Part 1

161 8 1
                                    

"Junh.. Junhyungh...kkh" gadis itu terus berusaha menghirup oksigen. Tangannya mencakar lengan kekar yang mencekiknya dengan kuat. Matanya perlahan meneteskan air mata saat mata sayu itu terpejam. Dia merasa detik kematian sudah semakin dekat, pria yang mengambangi tubuhnya terlalu kuat untuk dilawannya. Tangannya yang sedari tadi mencakar, juga kaki yang sedari tadi meronta mulai berhenti.

"kenapa kau pergi dengan pria itu?" tangan kekar yang sedari tadi mencekik leher gadis dibawahnya itu mulai melemas. Si pria menunduk dalam sementara si gadis menatapnya setengah sadar.

"aku sangat tidak suka kau dekat dengan orang lain," perlahan pria itu meletakkan kepalanya didada si gadis yang masih bersusah payah mengatur nafasnya. Tangannya perlahan mengelus rambut hitam pria yang sangat disayanginya itu.

0o0

"makan," mereka berdua sedang duduk dimeja makan sekarang. Junhyung dan Hani. Hani masih saja melamun dan tak menyentuh makanannya sama sekali.

"makanlah," perintah Junhyung sekali lagi. namun Hani tak juga menggubrisnya.

"makan!!!" bentak Junhyung dengan keras yang seketika membuyarkan lamunan Hani. Hani mulai memakan makanan yang dimasak Junhyung perlahan. Tatapanya masih kosong, menatap makanan yang ada dihadapannya.

"Junhyung," panggil Hani pelan.

"bisakah aku tidur sekarang? Bisakah aku tidur dipaviliun?" tanyanya dengan tatapan memohon pada Junhyung. Tak ada jawaban.

"jaljayo," Hani pergi meninggalkan Junhyung. Mungkin pergi ke paviliun belakang akan sedikit memperbaiki suasana hatinya.

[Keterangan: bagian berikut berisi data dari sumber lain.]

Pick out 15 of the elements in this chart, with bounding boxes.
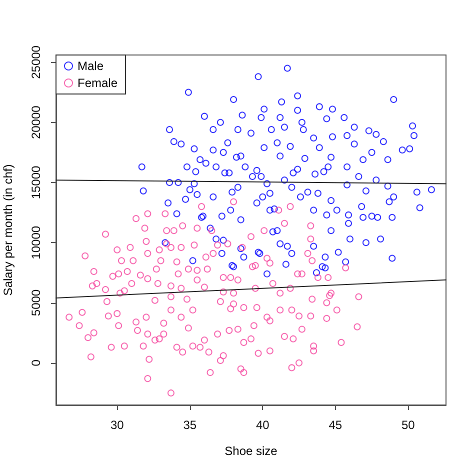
y-tick-label: 0: [29, 359, 43, 366]
legend-label: Female: [78, 76, 118, 90]
x-tick-label: 40: [256, 418, 270, 432]
y-tick-label: 10000: [29, 226, 43, 260]
x-tick-label: 30: [110, 418, 124, 432]
y-tick-label: 15000: [29, 165, 43, 200]
x-tick-label: 50: [401, 418, 416, 432]
legend-label: Male: [78, 59, 104, 73]
y-axis-title: Salary per month (in chf): [1, 164, 15, 296]
x-axis-title: Shoe size: [224, 444, 278, 458]
x-tick-label: 45: [328, 418, 342, 432]
y-tick-label: 5000: [29, 289, 43, 316]
x-tick-label: 35: [183, 418, 197, 432]
y-tick-label: 20000: [29, 105, 43, 140]
y-tick-label: 25000: [29, 45, 43, 79]
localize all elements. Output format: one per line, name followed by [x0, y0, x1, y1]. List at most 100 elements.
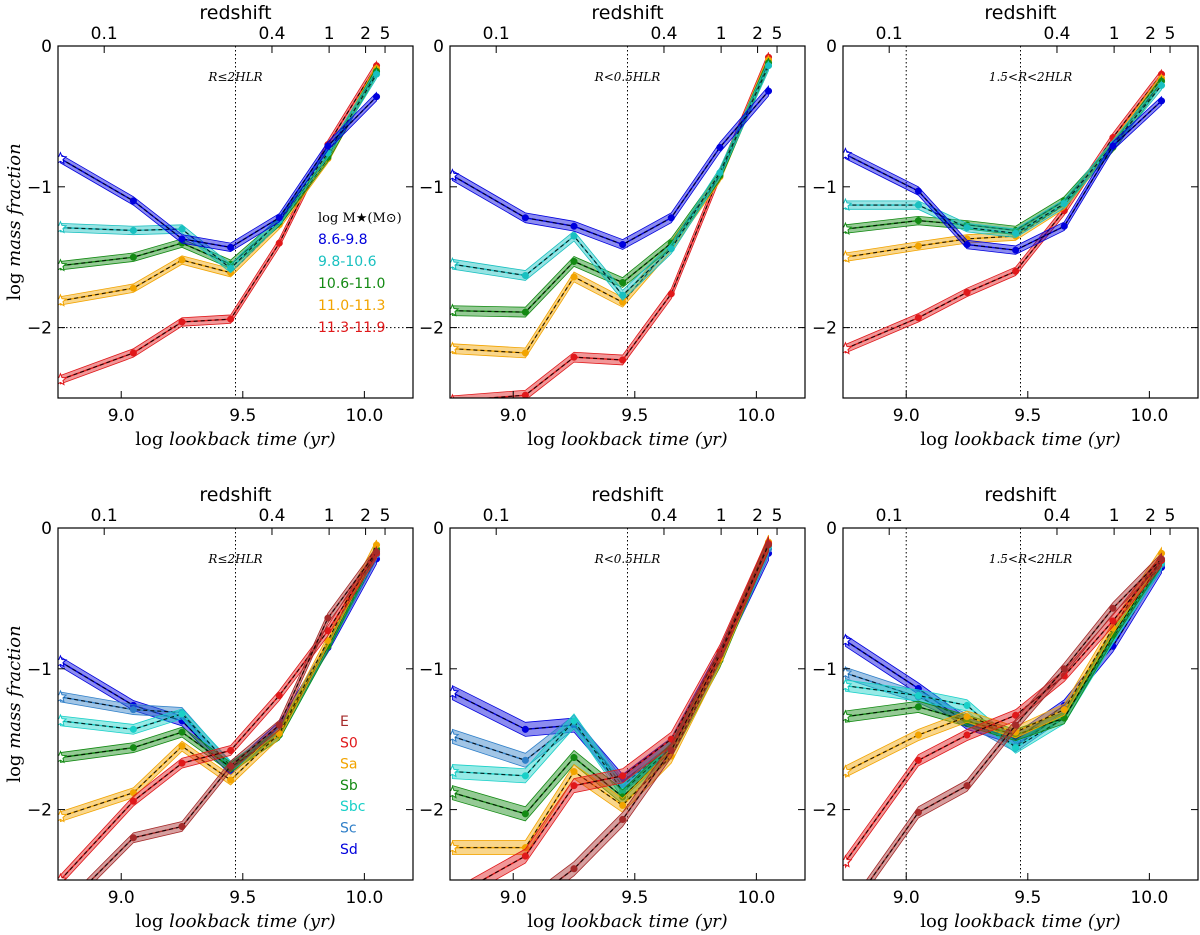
series-E	[549, 537, 773, 880]
point-marker	[1060, 672, 1068, 680]
series-Sd	[58, 553, 381, 776]
point-marker	[914, 242, 922, 250]
legend-morph-entry: Sd	[340, 842, 358, 858]
point-marker	[227, 762, 235, 770]
star-marker	[450, 168, 460, 182]
point-marker	[716, 143, 724, 151]
redshift-tick-label: 1	[716, 24, 727, 44]
point-marker	[570, 782, 578, 790]
series-band	[60, 544, 377, 773]
x-tick-label: 9.0	[500, 888, 527, 908]
series-8.6-9.8	[58, 91, 381, 252]
y-axis-label-prefix: log	[4, 267, 25, 301]
point-marker	[667, 290, 675, 298]
redshift-tick-label: 2	[360, 24, 371, 44]
star-marker	[843, 633, 853, 647]
star-marker	[843, 341, 853, 355]
y-tick-label: 0	[433, 519, 444, 539]
y-tick-label: −1	[27, 178, 52, 198]
point-marker	[914, 314, 922, 322]
point-marker	[963, 713, 971, 721]
x-tick-label: 10.0	[345, 888, 383, 908]
x-tick-label: 9.0	[893, 888, 920, 908]
y-tick-label: 0	[41, 37, 52, 57]
point-marker	[914, 731, 922, 739]
point-marker	[178, 759, 186, 767]
point-marker	[914, 703, 922, 711]
point-marker	[521, 725, 529, 733]
series-dashed-line	[845, 73, 1162, 350]
point-marker	[178, 235, 186, 243]
point-marker	[570, 257, 578, 265]
point-marker	[963, 731, 971, 739]
point-marker	[764, 541, 773, 549]
series-11.3-11.9	[58, 60, 381, 386]
series-band	[845, 68, 1162, 354]
legend-mass: log M★(M⊙) 8.6-9.8 9.8-10.6 10.6-11.0 11.0-1…	[318, 211, 402, 336]
point-marker	[570, 865, 578, 873]
series-11.3-11.9	[843, 68, 1166, 355]
redshift-tick-label: 0.1	[876, 24, 903, 44]
star-marker	[55, 905, 66, 916]
point-marker	[619, 815, 627, 824]
star-marker	[840, 909, 851, 920]
point-marker	[764, 87, 773, 95]
star-marker	[450, 256, 460, 271]
point-marker	[178, 225, 186, 233]
point-marker	[570, 768, 578, 776]
point-marker	[716, 169, 724, 177]
y-axis-label-prefix: log	[4, 749, 25, 783]
star-marker	[450, 303, 460, 317]
series-S0	[58, 547, 381, 880]
panel-frame	[842, 527, 1199, 881]
series-9.8-10.6	[450, 60, 773, 301]
series-median-line	[845, 73, 1163, 350]
point-marker	[914, 217, 922, 225]
star-marker	[58, 872, 68, 880]
series-median-line	[60, 558, 378, 772]
series-band	[60, 547, 377, 880]
point-marker	[275, 214, 283, 222]
y-tick-label: 0	[41, 519, 52, 539]
panel-top-right: 9.0 9.5 10.0 0 −1 −2 0.1 0.4 1 2 5 redshift log look…	[812, 2, 1199, 450]
point-marker	[521, 810, 529, 818]
redshift-tick-label: 0.1	[876, 506, 903, 526]
x-axis-label-prefix: log	[527, 429, 561, 450]
point-marker	[914, 808, 922, 816]
point-marker	[521, 308, 529, 316]
redshift-tick-label: 2	[1145, 506, 1156, 526]
x-tick-label: 9.5	[621, 888, 648, 908]
x-axis-label-italic: lookback time (yr)	[561, 429, 728, 450]
legend-morph-entry: Sa	[340, 757, 357, 773]
series-band	[845, 556, 1162, 754]
point-marker	[1012, 721, 1020, 729]
point-marker	[227, 243, 235, 251]
point-marker	[129, 349, 137, 357]
point-marker	[129, 797, 137, 805]
y-tick-label: −2	[419, 319, 444, 339]
star-marker	[843, 249, 853, 264]
star-marker	[843, 665, 853, 679]
redshift-title: redshift	[984, 2, 1056, 24]
point-marker	[619, 291, 627, 299]
panel-region-label: R<0.5HLR	[594, 552, 661, 566]
star-marker	[843, 854, 853, 868]
point-marker	[963, 782, 971, 790]
series-band	[845, 80, 1162, 238]
y-tick-label: −2	[27, 319, 52, 339]
point-marker	[1012, 728, 1020, 736]
x-axis-label: log lookback time (yr)	[920, 429, 1120, 450]
star-marker	[450, 840, 460, 854]
y-axis-label: log mass fraction	[4, 143, 25, 300]
x-tick-label: 10.0	[345, 406, 383, 426]
point-marker	[372, 70, 381, 78]
point-marker	[324, 614, 332, 622]
redshift-tick-label: 1	[324, 506, 335, 526]
x-tick-label: 10.0	[1130, 406, 1168, 426]
y-tick-label: −2	[419, 801, 444, 821]
star-marker	[58, 293, 68, 307]
panel-top-middle: 9.0 9.5 10.0 0 −1 −2 0.1 0.4 1 2 5 redshift log look…	[419, 2, 806, 450]
point-marker	[914, 692, 922, 700]
y-axis-label-italic: mass fraction	[4, 143, 25, 267]
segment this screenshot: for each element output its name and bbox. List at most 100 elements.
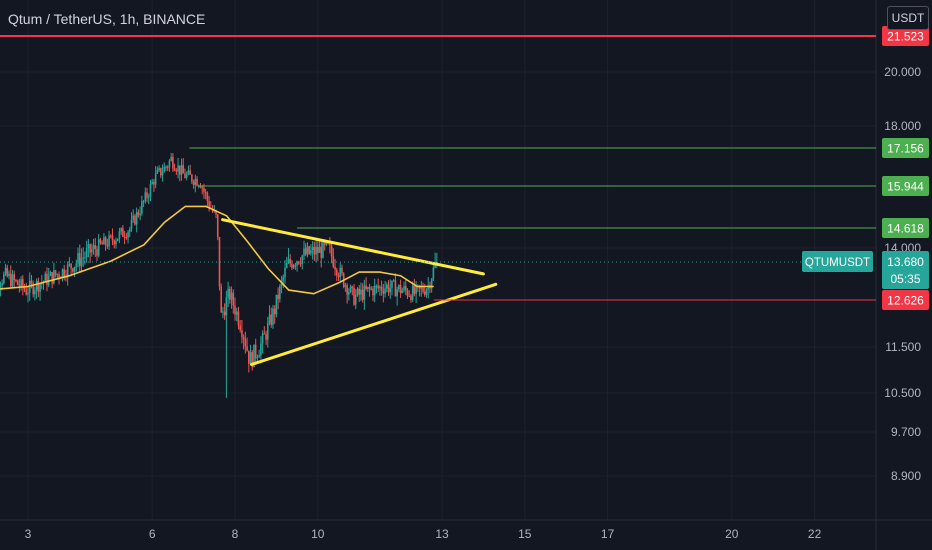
candle-body xyxy=(122,228,124,237)
candle-body xyxy=(82,257,84,259)
candle-body xyxy=(77,253,79,264)
candle-body xyxy=(382,290,385,294)
price-axis-tick: 20.000 xyxy=(884,65,921,79)
candle-body xyxy=(235,311,238,315)
candle-body xyxy=(404,286,407,291)
candle-body xyxy=(123,236,126,238)
candle-body xyxy=(323,242,326,245)
candle-body xyxy=(196,178,198,186)
candle-body xyxy=(294,265,297,267)
candle-body xyxy=(204,191,207,194)
candle-body xyxy=(313,246,316,255)
candle-body xyxy=(158,167,160,171)
candle-body xyxy=(142,200,145,202)
candle-body xyxy=(153,181,155,185)
candle-body xyxy=(194,178,197,185)
candle-body xyxy=(261,333,264,344)
candle-body xyxy=(106,244,109,247)
candle-body xyxy=(291,263,293,268)
candle-body xyxy=(265,334,267,340)
candle-body xyxy=(11,274,14,287)
level-tag-15-944 xyxy=(882,176,929,196)
candle-body xyxy=(108,235,110,247)
candle-body xyxy=(403,286,405,291)
candle-body xyxy=(335,269,338,276)
candle-body xyxy=(191,174,193,182)
candle-body xyxy=(91,249,93,253)
candle-body xyxy=(35,280,38,291)
candle-body xyxy=(408,295,411,297)
level-label: 15.944 xyxy=(887,180,924,194)
candle-body xyxy=(242,336,245,340)
price-axis-tick: 11.500 xyxy=(885,340,921,354)
candle-body xyxy=(432,267,435,280)
candle-body xyxy=(156,170,159,174)
currency-button[interactable]: USDT xyxy=(887,6,929,30)
candle-body xyxy=(296,261,298,266)
candle-body xyxy=(392,280,395,282)
candle-body xyxy=(253,344,255,368)
candle-body xyxy=(49,272,52,276)
candle-body xyxy=(279,285,281,300)
level-tag-17-156 xyxy=(882,138,929,158)
candle-body xyxy=(254,344,257,358)
candle-body xyxy=(223,311,226,316)
candle-body xyxy=(32,283,34,295)
candle-body xyxy=(6,267,9,277)
candle-body xyxy=(284,268,286,278)
price-axis-tick: 8.900 xyxy=(891,469,921,483)
candle-body xyxy=(96,249,98,256)
candle-body xyxy=(179,165,181,175)
symbol-tag xyxy=(802,251,873,272)
time-axis-tick: 6 xyxy=(149,527,156,541)
candle-body xyxy=(423,291,426,295)
candle-body xyxy=(53,270,55,284)
candle-body xyxy=(144,192,147,201)
candle-body xyxy=(315,246,317,255)
candle-body xyxy=(172,156,174,169)
candle-body xyxy=(422,287,424,292)
candle-body xyxy=(241,330,243,337)
candle-body xyxy=(370,288,373,290)
candle-body xyxy=(146,192,148,198)
candle-body xyxy=(365,285,367,289)
candle-body xyxy=(115,240,117,245)
candle-body xyxy=(127,231,129,238)
candle-body xyxy=(18,284,21,287)
candle-body xyxy=(0,285,2,288)
candle-body xyxy=(161,172,164,176)
candle-body xyxy=(389,287,392,293)
price-axis-tick: 10.500 xyxy=(884,386,921,400)
candle-body xyxy=(147,196,150,198)
candle-body xyxy=(84,256,86,258)
candle-body xyxy=(273,308,276,315)
price-tag-value: 13.680 xyxy=(887,255,924,269)
candle-body xyxy=(173,168,176,171)
candle-body xyxy=(367,286,369,289)
candle-body xyxy=(222,311,224,313)
candle-body xyxy=(303,248,305,256)
candle-body xyxy=(227,288,229,298)
candle-body xyxy=(317,246,319,253)
candle-body xyxy=(430,279,433,289)
candle-body xyxy=(125,237,128,239)
price-tag-countdown: 05:35 xyxy=(890,272,920,286)
candle-body xyxy=(56,274,59,276)
candle-body xyxy=(270,314,273,325)
candle-body xyxy=(139,213,141,216)
candle-body xyxy=(89,244,91,253)
candle-body xyxy=(413,285,416,294)
candle-body xyxy=(85,248,88,257)
candle-body xyxy=(368,286,371,289)
candle-body xyxy=(239,325,241,331)
candle-body xyxy=(230,292,233,300)
candle-body xyxy=(128,228,131,232)
candle-body xyxy=(304,248,307,255)
candle-body xyxy=(185,174,188,179)
candle-body xyxy=(118,231,121,239)
candle-body xyxy=(80,258,83,267)
candle-body xyxy=(427,285,429,290)
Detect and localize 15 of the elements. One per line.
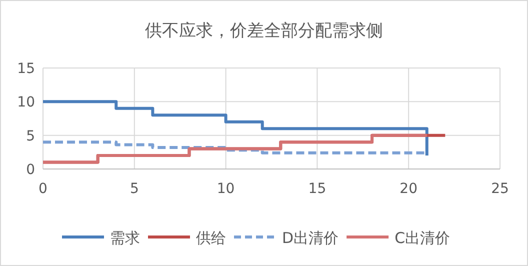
y-tick-label: 5 [26,128,35,144]
x-tick-label: 5 [130,181,139,197]
legend-label: 需求 [110,229,140,247]
legend-label: D出清价 [282,229,339,247]
chart-title: 供不应求，价差全部分配需求侧 [145,21,383,41]
legend-label: 供给 [196,229,226,247]
y-tick-label: 0 [26,162,35,178]
x-tick-label: 20 [400,181,418,197]
x-tick-label: 0 [38,181,48,197]
x-tick-label: 25 [491,181,509,197]
y-tick-label: 10 [17,94,35,111]
x-tick-label: 10 [216,181,235,197]
legend-label: C出清价 [394,229,450,247]
y-tick-label: 15 [17,61,35,77]
x-tick-label: 15 [308,181,326,197]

Dengan langkahnya yang bahkan masih belum benar, dia berjalan tertatih ke sebuah paviliun. Dia memeluk dirinya sendiri sekedar untuk melindungi tubuhnya dari hembusan angin malam. Rambut panjangnya melambai tersapu angin yang berhembus ke tanah lapang penuh dengan bunga itu. Sesampainya di tempat tujuanya, Hani segera masuk dan mengunci pintu. Dinyalakannya lampu ruangan itu, dan segera dia melihat pantulan dirinya di cermin besar ditembok seberang pintu.

Dengan tatapan nanar dihampirinya cermin itu. dia melihat beberapa bekas luka yang masih belum sembuh. Lebam dan memar di sana sini, juga luka gores di lengannya. Semua luka itu membawanya kembali pada kenangan pahit hidupnya bersama Junhyung. Dia begitu mencintai pria itu, namun dia juga ingin melarikan diri darinya.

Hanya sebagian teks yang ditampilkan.